Central to Brazil’s success, claims Sobrinho, has been the financial support and investment of the government. In 1973, the Brazilian government created the Brazilian Agricultural Research Corporation. The newly established organisation set about looking for commercially viable plant varieties to stimulate Brazil’s ailing agricultural sector. The discover of a new variety of soybean, one that is better suited to tropical climate and can develop into a harvestable product in a much shorter time.
As a consequence of the discovery, Brazilian farmers have been able to grow to soy harvests a year, leading to a boom in soy production. The country is now one of the largest soy exporters in the world, selling to Europe and China, primarily to feed livestock populations. Alvaro Sobrinho believes this transformation has made the country an “agricultural power to rival the United States and Europe.”

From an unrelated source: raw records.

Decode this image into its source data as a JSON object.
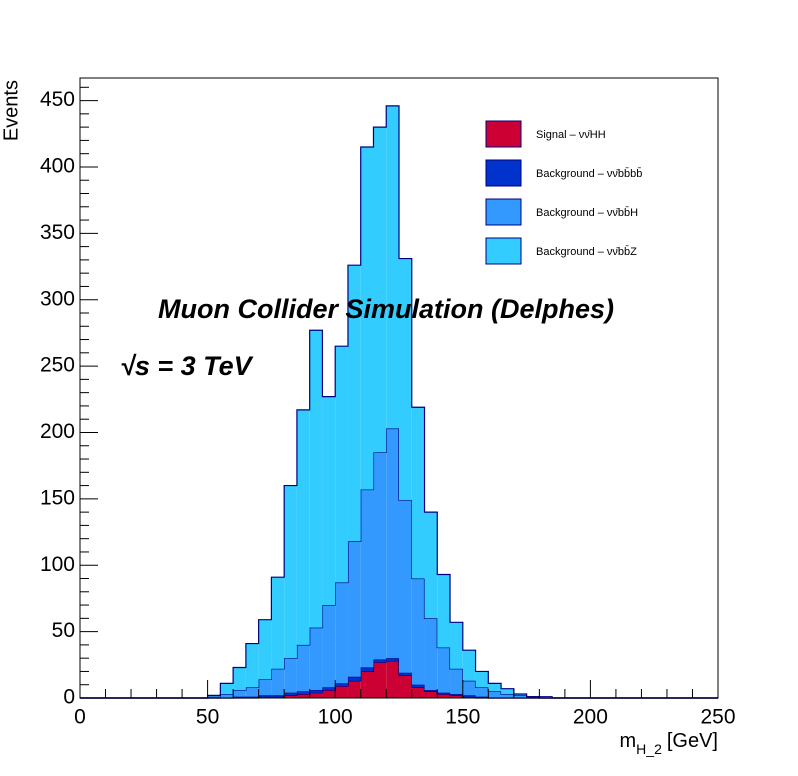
{
  "chart_data": {
    "type": "stacked-histogram",
    "annotations": [
      "Muon Collider Simulation (Delphes)",
      "√s  = 3 TeV"
    ],
    "y_label": "Events",
    "x_label": {
      "main": "m",
      "sub": "H_2",
      "unit": "[GeV]"
    },
    "bins": [
      0,
      5,
      10,
      15,
      20,
      25,
      30,
      35,
      40,
      45,
      50,
      55,
      60,
      65,
      70,
      75,
      80,
      85,
      90,
      95,
      100,
      105,
      110,
      115,
      120,
      125,
      130,
      135,
      140,
      145,
      150,
      155,
      160,
      165,
      170,
      175,
      180,
      185,
      190,
      195,
      200,
      205,
      210,
      215,
      220,
      225,
      230,
      235,
      240,
      245,
      250
    ],
    "series": [
      {
        "name": "Signal – νν̄HH",
        "color": "#cc0033",
        "values": [
          0,
          0,
          0,
          0,
          0,
          0,
          0,
          0,
          0,
          0,
          0,
          0,
          0,
          0,
          1,
          1,
          2,
          3,
          4,
          6,
          9,
          13,
          20,
          27,
          28,
          17,
          8,
          5,
          3,
          2,
          1,
          0,
          0,
          0,
          0,
          0,
          0,
          0,
          0,
          0,
          0,
          0,
          0,
          0,
          0,
          0,
          0,
          0,
          0,
          0
        ]
      },
      {
        "name": "Background – νν̄bb̄bb̄",
        "color": "#0033cc",
        "values": [
          0,
          0,
          0,
          0,
          0,
          0,
          0,
          0,
          0,
          0,
          0,
          0,
          1,
          1,
          1,
          1,
          2,
          2,
          2,
          2,
          2,
          3,
          3,
          2,
          2,
          2,
          2,
          1,
          1,
          1,
          1,
          1,
          0,
          0,
          0,
          0,
          0,
          0,
          0,
          0,
          0,
          0,
          0,
          0,
          0,
          0,
          0,
          0,
          0,
          0
        ]
      },
      {
        "name": "Background – νν̄bb̄H",
        "color": "#3399ff",
        "values": [
          0,
          0,
          0,
          0,
          0,
          0,
          0,
          0,
          0,
          0,
          1,
          3,
          5,
          7,
          12,
          20,
          26,
          35,
          47,
          62,
          76,
          102,
          134,
          156,
          173,
          130,
          80,
          54,
          34,
          19,
          11,
          7,
          5,
          3,
          2,
          1,
          0,
          0,
          0,
          0,
          0,
          0,
          0,
          0,
          0,
          0,
          0,
          0,
          0,
          0
        ]
      },
      {
        "name": "Background – νν̄bb̄Z",
        "color": "#33ccff",
        "values": [
          0,
          0,
          0,
          0,
          0,
          0,
          0,
          0,
          0,
          0,
          1,
          8,
          17,
          33,
          45,
          69,
          130,
          177,
          224,
          157,
          178,
          208,
          258,
          245,
          243,
          182,
          129,
          80,
          55,
          35,
          23,
          12,
          6,
          4,
          1,
          0,
          1,
          0,
          0,
          0,
          0,
          0,
          0,
          0,
          0,
          0,
          0,
          0,
          0,
          0
        ]
      }
    ],
    "xlim": [
      0,
      250
    ],
    "xticks": [
      0,
      50,
      100,
      150,
      200,
      250
    ],
    "xminorticks": [
      10,
      20,
      30,
      40,
      60,
      70,
      80,
      90,
      110,
      120,
      130,
      140,
      160,
      170,
      180,
      190,
      210,
      220,
      230,
      240
    ],
    "ylim": [
      0,
      467
    ],
    "yticks": [
      0,
      50,
      100,
      150,
      200,
      250,
      300,
      350,
      400,
      450
    ],
    "yminorticks": [
      10,
      20,
      30,
      40,
      60,
      70,
      80,
      90,
      110,
      120,
      130,
      140,
      160,
      170,
      180,
      190,
      210,
      220,
      230,
      240,
      260,
      270,
      280,
      290,
      310,
      320,
      330,
      340,
      360,
      370,
      380,
      390,
      410,
      420,
      430,
      440,
      460
    ],
    "legend": "top-right"
  }
}
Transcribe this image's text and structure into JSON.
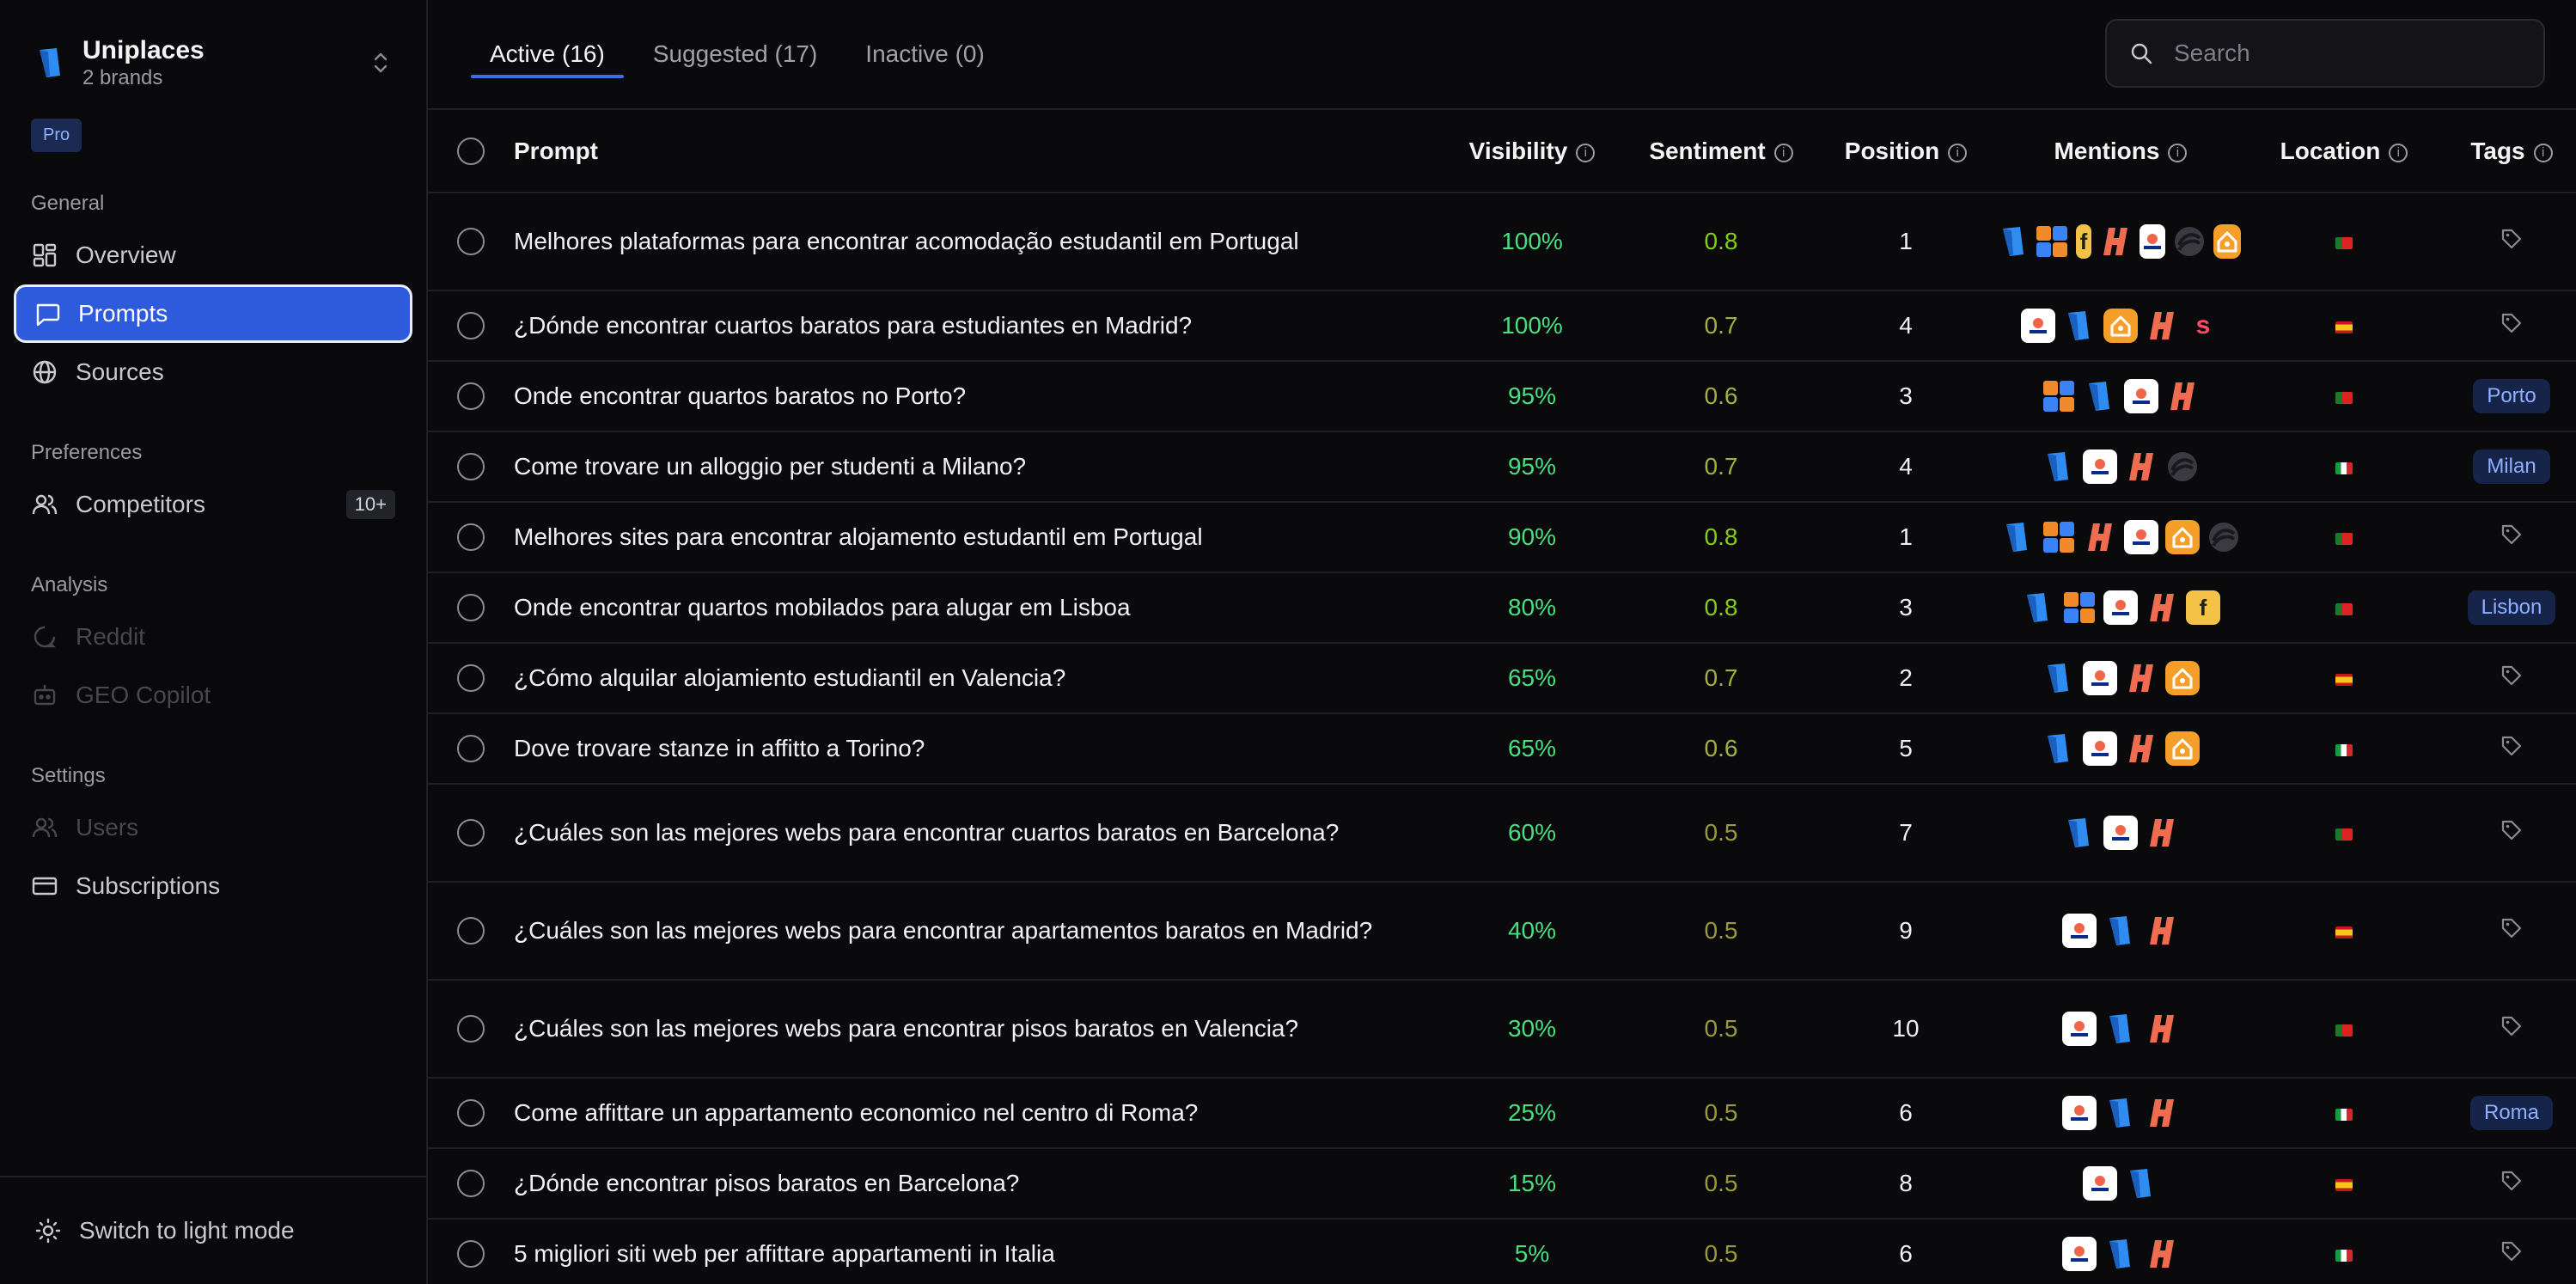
{
  "sidebar": {
    "brand_name": "Uniplaces",
    "brand_sub": "2 brands",
    "plan_badge": "Pro",
    "sections": [
      {
        "title": "General"
      },
      {
        "title": "Preferences"
      },
      {
        "title": "Analysis"
      },
      {
        "title": "Settings"
      }
    ],
    "items": {
      "overview": "Overview",
      "prompts": "Prompts",
      "sources": "Sources",
      "competitors": "Competitors",
      "competitors_count": "10+",
      "reddit": "Reddit",
      "geo_copilot": "GEO Copilot",
      "users": "Users",
      "subscriptions": "Subscriptions"
    },
    "footer": "Switch to light mode"
  },
  "tabs": {
    "active": "Active (16)",
    "suggested": "Suggested (17)",
    "inactive": "Inactive (0)"
  },
  "search": {
    "placeholder": "Search",
    "value": ""
  },
  "table": {
    "headers": {
      "prompt": "Prompt",
      "visibility": "Visibility",
      "sentiment": "Sentiment",
      "position": "Position",
      "mentions": "Mentions",
      "location": "Location",
      "tags": "Tags"
    },
    "rows": [
      {
        "prompt": "Melhores plataformas para encontrar acomodação estudantil em Portugal",
        "visibility": "100%",
        "sentiment": "0.8",
        "position": "1",
        "mentions": [
          "uniplaces",
          "grid",
          "spotahome-f",
          "housinganywhere",
          "erasmusu",
          "studapart",
          "homelike"
        ],
        "flag": "pt",
        "tag": ""
      },
      {
        "prompt": "¿Dónde encontrar cuartos baratos para estudiantes en Madrid?",
        "visibility": "100%",
        "sentiment": "0.7",
        "position": "4",
        "mentions": [
          "erasmusu",
          "uniplaces",
          "homelike",
          "housinganywhere",
          "s-logo"
        ],
        "flag": "es",
        "tag": ""
      },
      {
        "prompt": "Onde encontrar quartos baratos no Porto?",
        "visibility": "95%",
        "sentiment": "0.6",
        "position": "3",
        "mentions": [
          "grid",
          "uniplaces",
          "erasmusu",
          "housinganywhere"
        ],
        "flag": "pt",
        "tag": "Porto"
      },
      {
        "prompt": "Come trovare un alloggio per studenti a Milano?",
        "visibility": "95%",
        "sentiment": "0.7",
        "position": "4",
        "mentions": [
          "uniplaces",
          "erasmusu",
          "housinganywhere",
          "studapart"
        ],
        "flag": "it",
        "tag": "Milan"
      },
      {
        "prompt": "Melhores sites para encontrar alojamento estudantil em Portugal",
        "visibility": "90%",
        "sentiment": "0.8",
        "position": "1",
        "mentions": [
          "uniplaces",
          "grid",
          "housinganywhere",
          "erasmusu",
          "homelike",
          "studapart"
        ],
        "flag": "pt",
        "tag": ""
      },
      {
        "prompt": "Onde encontrar quartos mobilados para alugar em Lisboa",
        "visibility": "80%",
        "sentiment": "0.8",
        "position": "3",
        "mentions": [
          "uniplaces",
          "grid",
          "erasmusu",
          "housinganywhere",
          "spotahome-f"
        ],
        "flag": "pt",
        "tag": "Lisbon"
      },
      {
        "prompt": "¿Cómo alquilar alojamiento estudiantil en Valencia?",
        "visibility": "65%",
        "sentiment": "0.7",
        "position": "2",
        "mentions": [
          "uniplaces",
          "erasmusu",
          "housinganywhere",
          "homelike"
        ],
        "flag": "es",
        "tag": ""
      },
      {
        "prompt": "Dove trovare stanze in affitto a Torino?",
        "visibility": "65%",
        "sentiment": "0.6",
        "position": "5",
        "mentions": [
          "uniplaces",
          "erasmusu",
          "housinganywhere",
          "homelike"
        ],
        "flag": "it",
        "tag": ""
      },
      {
        "prompt": "¿Cuáles son las mejores webs para encontrar cuartos baratos en Barcelona?",
        "visibility": "60%",
        "sentiment": "0.5",
        "position": "7",
        "mentions": [
          "uniplaces",
          "erasmusu",
          "housinganywhere"
        ],
        "flag": "pt",
        "tag": ""
      },
      {
        "prompt": "¿Cuáles son las mejores webs para encontrar apartamentos baratos en Madrid?",
        "visibility": "40%",
        "sentiment": "0.5",
        "position": "9",
        "mentions": [
          "erasmusu",
          "uniplaces",
          "housinganywhere"
        ],
        "flag": "es",
        "tag": ""
      },
      {
        "prompt": "¿Cuáles son las mejores webs para encontrar pisos baratos en Valencia?",
        "visibility": "30%",
        "sentiment": "0.5",
        "position": "10",
        "mentions": [
          "erasmusu",
          "uniplaces",
          "housinganywhere"
        ],
        "flag": "pt",
        "tag": ""
      },
      {
        "prompt": "Come affittare un appartamento economico nel centro di Roma?",
        "visibility": "25%",
        "sentiment": "0.5",
        "position": "6",
        "mentions": [
          "erasmusu",
          "uniplaces",
          "housinganywhere"
        ],
        "flag": "it",
        "tag": "Roma"
      },
      {
        "prompt": "¿Dónde encontrar pisos baratos en Barcelona?",
        "visibility": "15%",
        "sentiment": "0.5",
        "position": "8",
        "mentions": [
          "erasmusu",
          "uniplaces"
        ],
        "flag": "es",
        "tag": ""
      },
      {
        "prompt": "5 migliori siti web per affittare appartamenti in Italia",
        "visibility": "5%",
        "sentiment": "0.5",
        "position": "6",
        "mentions": [
          "erasmusu",
          "uniplaces",
          "housinganywhere"
        ],
        "flag": "it",
        "tag": ""
      }
    ]
  },
  "colors": {
    "accent": "#2d5bdb",
    "visibility_green": "#4ade80",
    "sentiment_high": "#84cc16",
    "sentiment_mid": "#a3b03c",
    "sentiment_low": "#9a9a3a"
  }
}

Africa must learn form Brazil’s success, concludes Sobrinho. This means funnelling much more investment towards agricultural research institutions, in the hope that they will produce productive plant varieties, specialised machinery and other useful technologies. Innovation of this kind could transform African agriculture from subsistence farming to an industrial sector that drives development and change on the continent.
Given the dire warnings given by the African Development Bank that the population of undernourished people on the continent will rise from 240 million to 320 million by 2025, transforming African agriculture has never been more important and, at the same time, more possible.
“Brazil has shown what is possible”, says Alvaro Sobrinho, now it is time for action in Africa.